Were the attacks carried out by cybercriminal group Lazarus? While there is ambivalence if they were indeed their handiwork, our analysis indicates that the malware codes and techniques employed resembled those used by Lazarus.
Security and system/IT administrators must practice due diligence in protecting their websites and web-based applications from threats that can undermine their security, and hijack them to do the bad guys’ bidding—delivering malware to their victims. Malicious web injections, for instance, leverage exploits that enable attackers to gain footholds into the system. An organization’s best defense is to regularly apply the latest patches, as well as routinely scan and examine traffic that goes through the enterprise’s network, which enables prompt incident response and remediation.
A multilayered approach is a must to securing the organization’s perimeter, especially for information security professionals and system/IT administrators. Hardening the endpoints is critical, as bad guys can use these to enter the company network. Implementing the apt restrictions/permissions policies on end user systems and employing application control can help prevent unwanted and suspicious applications and processes from being executed. Disabling unnecessary—or unused—components in the system such as third-party plugins and extensions helps reduce the system’s attack surface.
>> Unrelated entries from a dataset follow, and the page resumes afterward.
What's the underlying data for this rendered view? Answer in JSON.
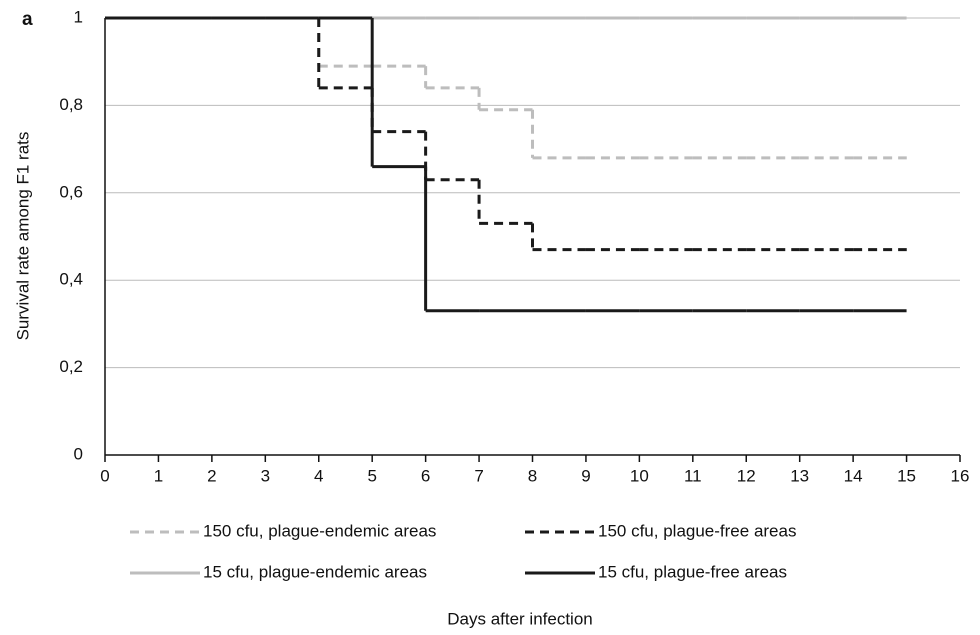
{
  "chart_data": {
    "type": "step",
    "panel_label": "a",
    "xlabel": "Days after infection",
    "ylabel": "Survival rate among F1 rats",
    "x": [
      0,
      1,
      2,
      3,
      4,
      5,
      6,
      7,
      8,
      9,
      10,
      11,
      12,
      13,
      14,
      15
    ],
    "series": [
      {
        "name": "15 cfu, plague-endemic areas",
        "color": "#bdbdbd",
        "dashed": false,
        "values": [
          1,
          1,
          1,
          1,
          1,
          1,
          1,
          1,
          1,
          1,
          1,
          1,
          1,
          1,
          1,
          1
        ]
      },
      {
        "name": "150 cfu, plague-endemic areas",
        "color": "#bdbdbd",
        "dashed": true,
        "values": [
          1,
          1,
          1,
          1,
          0.89,
          0.89,
          0.84,
          0.79,
          0.68,
          0.68,
          0.68,
          0.68,
          0.68,
          0.68,
          0.68,
          0.68
        ]
      },
      {
        "name": "150 cfu, plague-free areas",
        "color": "#1a1a1a",
        "dashed": true,
        "values": [
          1,
          1,
          1,
          1,
          0.84,
          0.74,
          0.63,
          0.53,
          0.47,
          0.47,
          0.47,
          0.47,
          0.47,
          0.47,
          0.47,
          0.47
        ]
      },
      {
        "name": "15 cfu, plague-free areas",
        "color": "#1a1a1a",
        "dashed": false,
        "values": [
          1,
          1,
          1,
          1,
          1,
          0.66,
          0.33,
          0.33,
          0.33,
          0.33,
          0.33,
          0.33,
          0.33,
          0.33,
          0.33,
          0.33
        ]
      }
    ],
    "legend_order": [
      1,
      2,
      0,
      3
    ],
    "xlim": [
      0,
      16
    ],
    "xticks": [
      0,
      1,
      2,
      3,
      4,
      5,
      6,
      7,
      8,
      9,
      10,
      11,
      12,
      13,
      14,
      15,
      16
    ],
    "ylim": [
      0,
      1
    ],
    "yticks": [
      0,
      {
        "value": 0.2,
        "label": "0,2"
      },
      {
        "value": 0.4,
        "label": "0,4"
      },
      {
        "value": 0.6,
        "label": "0,6"
      },
      {
        "value": 0.8,
        "label": "0,8"
      },
      1
    ],
    "grid": true
  }
}
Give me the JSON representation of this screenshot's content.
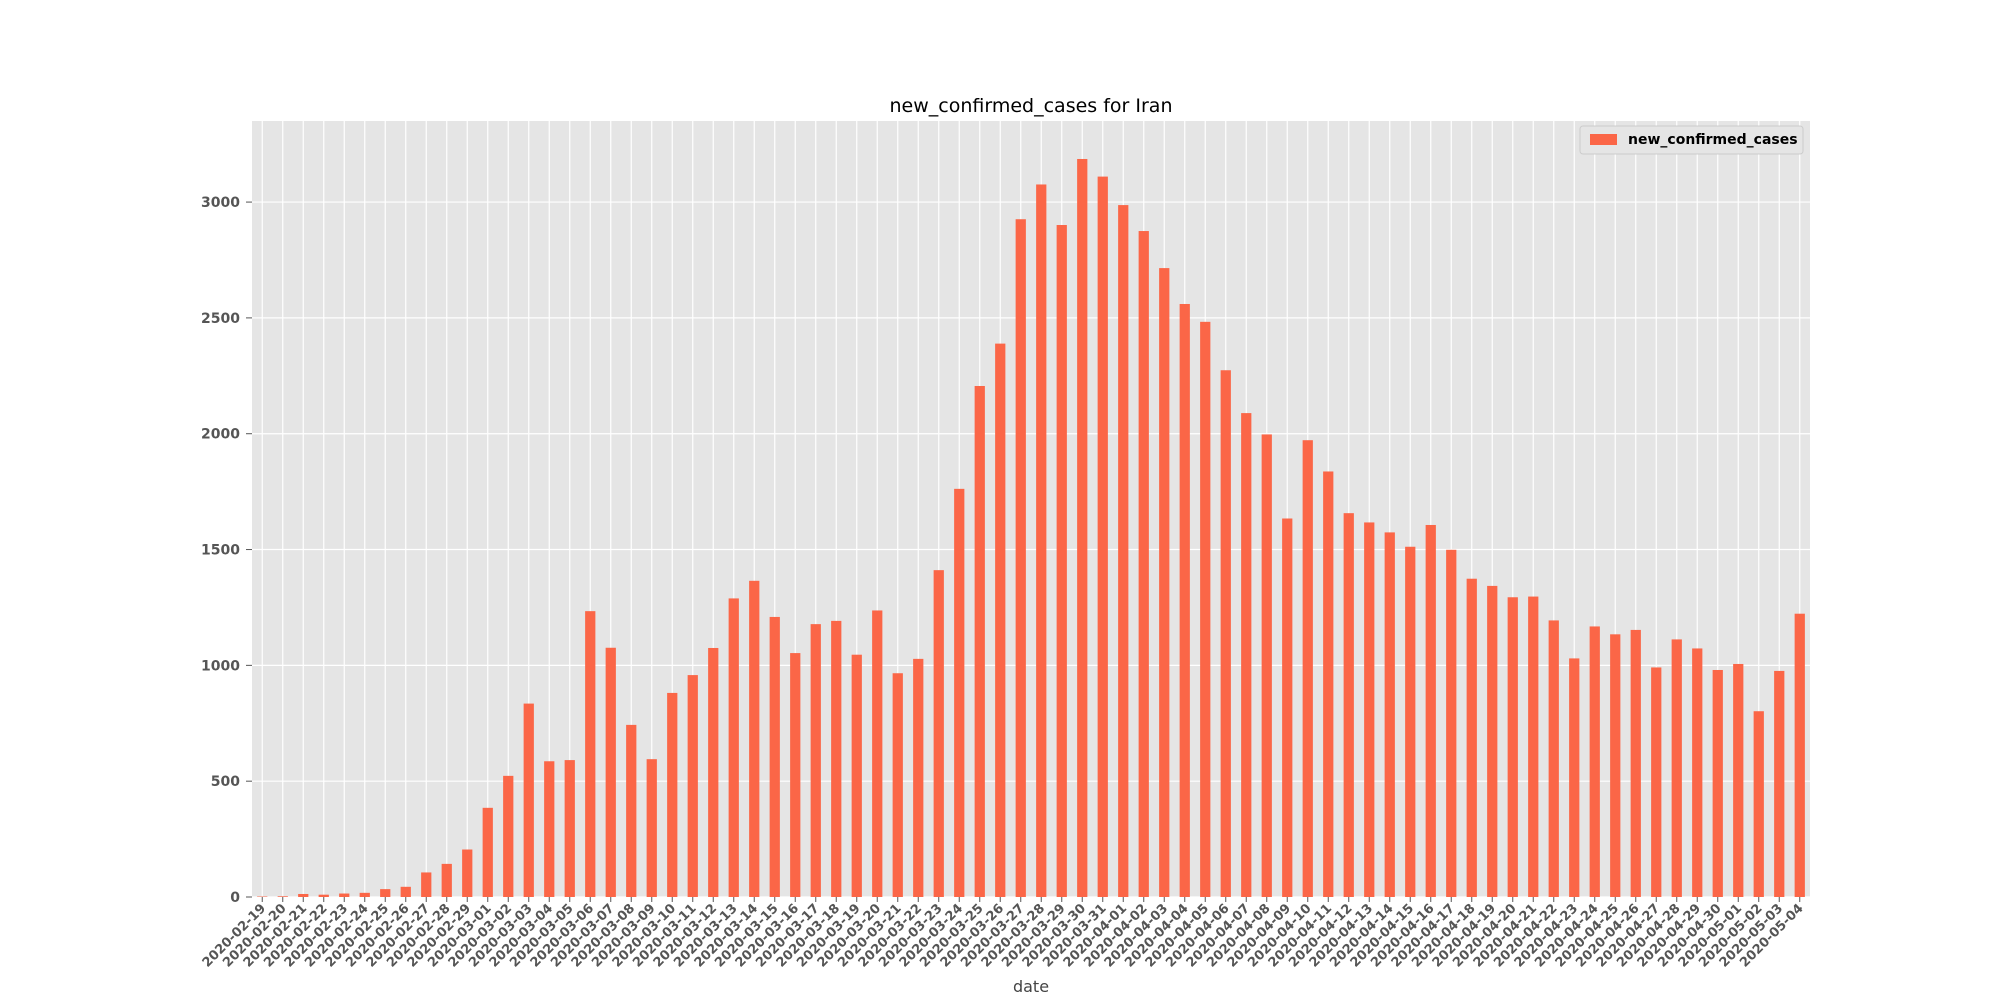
{
  "chart_data": {
    "type": "bar",
    "title": "new_confirmed_cases for Iran",
    "xlabel": "date",
    "ylabel": "",
    "ylim": [
      0,
      3350
    ],
    "yticks": [
      0,
      500,
      1000,
      1500,
      2000,
      2500,
      3000
    ],
    "grid": true,
    "legend_position": "top-right",
    "colors": {
      "bar": "#fb6647",
      "background": "#e5e5e5",
      "grid": "#ffffff"
    },
    "categories": [
      "2020-02-19",
      "2020-02-20",
      "2020-02-21",
      "2020-02-22",
      "2020-02-23",
      "2020-02-24",
      "2020-02-25",
      "2020-02-26",
      "2020-02-27",
      "2020-02-28",
      "2020-02-29",
      "2020-03-01",
      "2020-03-02",
      "2020-03-03",
      "2020-03-04",
      "2020-03-05",
      "2020-03-06",
      "2020-03-07",
      "2020-03-08",
      "2020-03-09",
      "2020-03-10",
      "2020-03-11",
      "2020-03-12",
      "2020-03-13",
      "2020-03-14",
      "2020-03-15",
      "2020-03-16",
      "2020-03-17",
      "2020-03-18",
      "2020-03-19",
      "2020-03-20",
      "2020-03-21",
      "2020-03-22",
      "2020-03-23",
      "2020-03-24",
      "2020-03-25",
      "2020-03-26",
      "2020-03-27",
      "2020-03-28",
      "2020-03-29",
      "2020-03-30",
      "2020-03-31",
      "2020-04-01",
      "2020-04-02",
      "2020-04-03",
      "2020-04-04",
      "2020-04-05",
      "2020-04-06",
      "2020-04-07",
      "2020-04-08",
      "2020-04-09",
      "2020-04-10",
      "2020-04-11",
      "2020-04-12",
      "2020-04-13",
      "2020-04-14",
      "2020-04-15",
      "2020-04-16",
      "2020-04-17",
      "2020-04-18",
      "2020-04-19",
      "2020-04-20",
      "2020-04-21",
      "2020-04-22",
      "2020-04-23",
      "2020-04-24",
      "2020-04-25",
      "2020-04-26",
      "2020-04-27",
      "2020-04-28",
      "2020-04-29",
      "2020-04-30",
      "2020-05-01",
      "2020-05-02",
      "2020-05-03",
      "2020-05-04"
    ],
    "series": [
      {
        "name": "new_confirmed_cases",
        "values": [
          2,
          3,
          13,
          10,
          15,
          18,
          34,
          44,
          106,
          143,
          205,
          385,
          523,
          835,
          586,
          591,
          1234,
          1076,
          743,
          595,
          881,
          958,
          1075,
          1289,
          1365,
          1209,
          1053,
          1178,
          1192,
          1046,
          1237,
          966,
          1028,
          1411,
          1762,
          2206,
          2389,
          2926,
          3076,
          2901,
          3186,
          3110,
          2987,
          2875,
          2715,
          2560,
          2483,
          2274,
          2089,
          1997,
          1634,
          1972,
          1837,
          1657,
          1617,
          1574,
          1512,
          1606,
          1499,
          1374,
          1343,
          1294,
          1297,
          1194,
          1030,
          1168,
          1134,
          1153,
          991,
          1112,
          1073,
          980,
          1006,
          802,
          976,
          1223
        ]
      }
    ]
  }
}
Employing firewalls and intrusion detection systems on top of proactive network monitoring can help mitigate incursions into the organization. This can be complemented by restricting direct internet access to the company’s internal networks while using proxies to access external resources. End users can help by practicing and fostering security habits, such as prudence against dubious and socially engineered links, emails, and websites.
Trend Micro Solutions
Trend Micro™ Deep Security™ and Vulnerability Protection provide virtual patching that protects endpoints from threats such as malicious redirections to malware-hosting URLs, as well as those that exploit unpatched vulnerabilities. OfficeScan’s Vulnerability Protection shields endpoints from identified and unknown vulnerability exploits even before patches are even deployed. Trend Micro™ Deep Discovery™ provides detection, in-depth analysis, and proactive response to attacks using exploits and other similar threats through specialized engines, custom sandboxing, and seamless correlation across the entire attack lifecycle, allowing it to detect these attacks even without any engine or pattern update. Deep Discovery Inspector protects customers from these threats via this DDI Rule:
- DDI Rule 18 : DNS response of a queried malware Command and Control domain
- DDI Rule 15 : Many unsuccessful logon attempts (nbt_scan.exe)
- DDI Rule 38 : Multiple unsuccessful logon attempts (nbt_scan.exe)
TippingPoint customers are protected from these threats via these ThreatDV filters:
- 27218: HTTP: TROJ_RATANKBA_A Checkin
- 28219: HTTP: TROJ_RATANKBA_A Checkin 02
- 27220: HTTPS: TROJ_RATANKBA_A Checkin
- 27221: HTTP: Sundown EK Flash Exploit (SWF_EXPLOYT.YYRQ)
A list of related Indicators of Compromise (IoCs) can be found in this appendix.
Updated on February 27, 2017, 5:55 PM (UTC-7):
We updated the wording that cited affected organizations in several countries.
Updated on February 27, 2017, 11:08 PM (UTC-7):
We updated the section of the article that mentioned cybercriminal group Lazarus.
Updated on March 1, 2017, 09:15 PM (UTC-7):
An updated version of the appendix containing Indicators of Compromise (IoCs) and other technical details has been uploaded.